The 2019 Tax Plan states that it will eventually (in 2023) only be possible to deduct certain items, such as alimony and donations, at the low rate in the first bracket (37.05%) and no longer at the top rate of 49.5%. That represents a difference of 12.45%! As of January 1, 2020, the deduction will be gradually reduced. Many questions were raised about alimony in particular, because it can significantly affect income. It has been confirmed that when determining the alimony standards in new situations, account will be taken of the fact that the benefit derived from the deduction of alimony will be smaller. For existing situations, the tax amendment may be reason to revise current agreements. Parties can proceed to revise current agreements in mutual consultation either via a mediator, lawyer or court.

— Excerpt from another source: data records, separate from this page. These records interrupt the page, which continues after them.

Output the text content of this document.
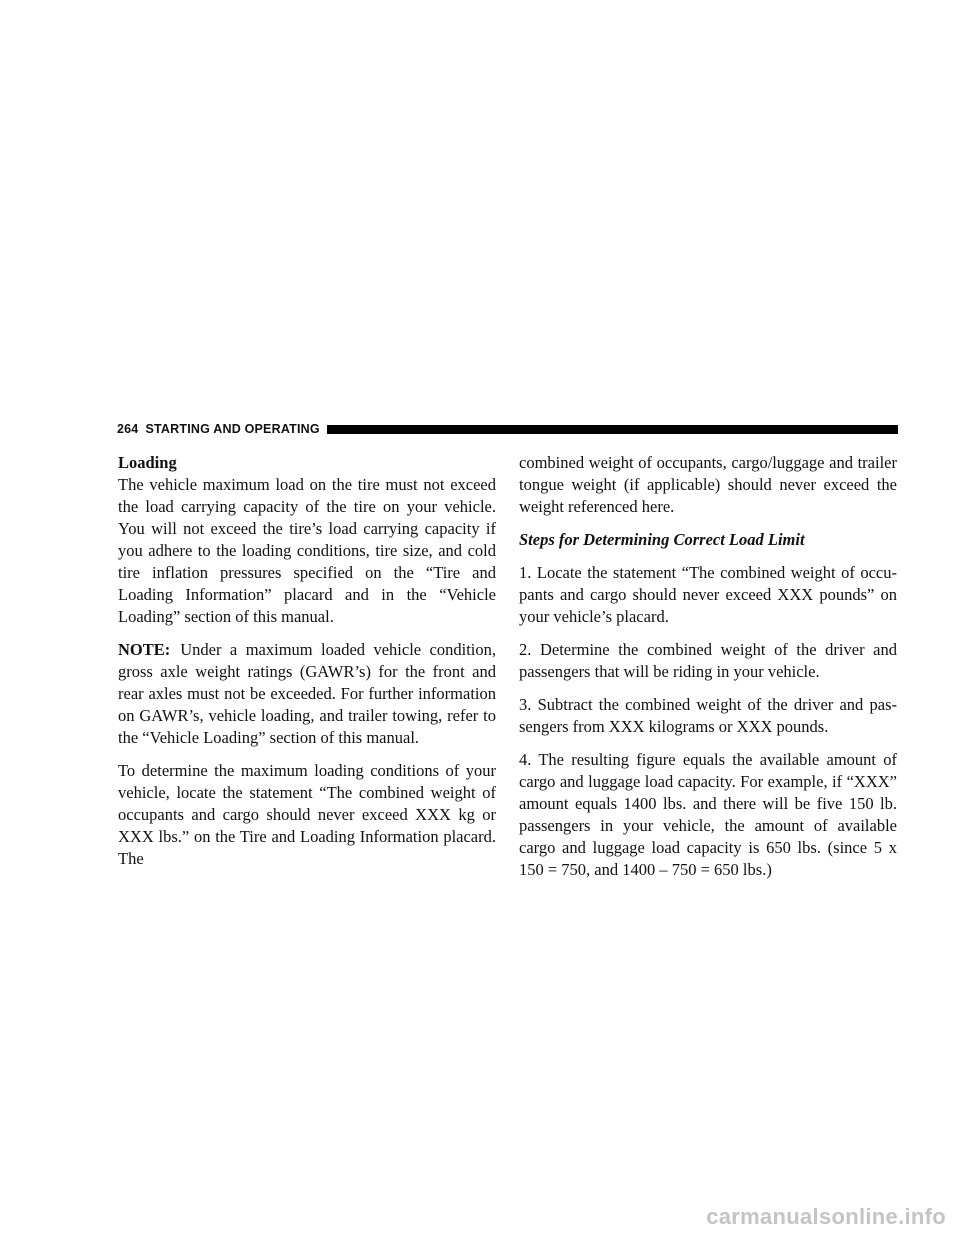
264 STARTING AND OPERATING
Loading

The vehicle maximum load on the tire must not exceed the load carrying capacity of the tire on your vehicle. You will not exceed the tire’s load carrying capacity if you adhere to the loading conditions, tire size, and cold tire inflation pressures specified on the “Tire and Loading Information” placard and in the “Vehicle Loading” section of this manual.

NOTE: Under a maximum loaded vehicle condition, gross axle weight ratings (GAWR’s) for the front and rear axles must not be exceeded. For further information on GAWR’s, vehicle loading, and trailer towing, refer to the “Vehicle Loading” section of this manual.

To determine the maximum loading conditions of your vehicle, locate the statement “The combined weight of occupants and cargo should never exceed XXX kg or XXX lbs.” on the Tire and Loading Information placard. The

combined weight of occupants, cargo/luggage and trailer tongue weight (if applicable) should never exceed the weight referenced here.

Steps for Determining Correct Load Limit

1. Locate the statement “The combined weight of occu-pants and cargo should never exceed XXX pounds” on your vehicle’s placard.

2. Determine the combined weight of the driver and passengers that will be riding in your vehicle.

3. Subtract the combined weight of the driver and pas-sengers from XXX kilograms or XXX pounds.

4. The resulting figure equals the available amount of cargo and luggage load capacity. For example, if “XXX” amount equals 1400 lbs. and there will be five 150 lb. passengers in your vehicle, the amount of available cargo and luggage load capacity is 650 lbs. (since 5 x 150 = 750, and 1400 – 750 = 650 lbs.)

carmanualsonline.info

9. Remittance reduction for maritime shipping

As of January 1, 2019, the maritime shipping remittance reduction for sail-powered commercial cruising vessels (CCV) will be aligned with the renewed approval granted by the European Commission. This renewed approval will apply through to December 31, 2022.

10. Expansion of VAT exemption for sport

The transitional rules for the expansion of the VAT exemption for sport will be brought more in line with its intention: to avoid the recovery of VAT charged on the construction of sport accommodation having to be corrected as a result of the expansion of the VAT exemption for sport. This change means that no correction will take place for immovable and movable property, irrespective of the date on which it was or will be brought into use. That the correction can only be disregarded insofar as it is the result of the expansion of the VAT exemption for sport, will continue unchanged.